As the warm winds blew, team members of the Low Density Supersonic Decelerator (LDSD) bowed their heads as Uncle Tom Takahashi said a special blessing over the test vehicle during the naming ceremony at the U.S. Navy’s Pacific Missile Range Facility (PMRF) on Kauai, Hawaii.
Takahashi named the vehicle “Kalani Ike Ike Kahonua,” which means “highest boy in heaven” in the Hawaiian language.
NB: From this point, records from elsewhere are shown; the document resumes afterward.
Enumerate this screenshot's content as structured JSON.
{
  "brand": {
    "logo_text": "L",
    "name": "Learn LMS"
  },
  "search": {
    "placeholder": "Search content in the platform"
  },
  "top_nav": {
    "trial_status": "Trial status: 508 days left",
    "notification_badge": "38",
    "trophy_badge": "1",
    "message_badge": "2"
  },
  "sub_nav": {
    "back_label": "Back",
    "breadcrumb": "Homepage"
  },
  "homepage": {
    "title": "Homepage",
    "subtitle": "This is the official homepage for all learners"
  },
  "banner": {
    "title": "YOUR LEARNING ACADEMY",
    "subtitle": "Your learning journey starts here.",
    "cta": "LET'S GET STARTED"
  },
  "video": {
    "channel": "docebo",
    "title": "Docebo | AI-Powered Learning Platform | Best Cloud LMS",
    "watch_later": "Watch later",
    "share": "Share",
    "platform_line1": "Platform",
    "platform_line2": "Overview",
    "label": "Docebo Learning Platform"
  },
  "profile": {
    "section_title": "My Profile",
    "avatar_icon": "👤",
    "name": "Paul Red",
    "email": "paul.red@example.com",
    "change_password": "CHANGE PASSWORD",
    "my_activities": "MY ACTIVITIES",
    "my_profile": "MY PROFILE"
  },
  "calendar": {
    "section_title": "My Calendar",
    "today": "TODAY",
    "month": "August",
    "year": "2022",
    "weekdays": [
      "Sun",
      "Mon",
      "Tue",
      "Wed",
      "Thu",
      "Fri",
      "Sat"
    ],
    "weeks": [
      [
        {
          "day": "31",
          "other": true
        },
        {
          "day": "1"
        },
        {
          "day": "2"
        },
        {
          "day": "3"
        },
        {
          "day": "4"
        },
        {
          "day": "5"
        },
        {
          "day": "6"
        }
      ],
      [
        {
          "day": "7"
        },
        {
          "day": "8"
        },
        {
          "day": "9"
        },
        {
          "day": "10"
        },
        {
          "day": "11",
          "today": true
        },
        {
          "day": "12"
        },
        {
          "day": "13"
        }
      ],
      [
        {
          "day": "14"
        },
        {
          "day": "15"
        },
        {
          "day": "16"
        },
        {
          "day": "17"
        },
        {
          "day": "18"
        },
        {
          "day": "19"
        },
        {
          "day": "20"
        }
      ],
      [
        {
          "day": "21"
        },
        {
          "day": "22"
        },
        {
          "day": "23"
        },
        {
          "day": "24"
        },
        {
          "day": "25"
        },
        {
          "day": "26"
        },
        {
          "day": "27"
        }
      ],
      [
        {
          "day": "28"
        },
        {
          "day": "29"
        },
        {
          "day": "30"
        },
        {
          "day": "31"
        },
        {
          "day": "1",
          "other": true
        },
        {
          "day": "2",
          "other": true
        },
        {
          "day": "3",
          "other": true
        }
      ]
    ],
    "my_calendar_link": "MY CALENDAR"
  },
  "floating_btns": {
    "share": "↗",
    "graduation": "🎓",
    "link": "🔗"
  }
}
Uncle Tom is a native Hawaiian elder from a local church who often names and blesses vehicles.
Last year, Takahashi named the LDSD launch tower “Onikahonua,” which means “mover of the Earth” and the 2014 LDSD test vehicle “Keiki O Ka Honua” or “boy from Earth.”
NASA’s LDSD project will attempt the second flight test June 2 of a rocket-powered, saucer-shaped test vehicle into near-space to demonstrate two breaking technologies that could be used to aid in landing heavy payloads on distant planets like Mars.
As NASA plans ambitious robotic science missions to Mars, laying the groundwork for even more complex human expeditions to come, the spacecraft needed to land safely on the Red Planet’s surface will become larger and heavier in order to accommodate explorers extended stays on the Martian surface.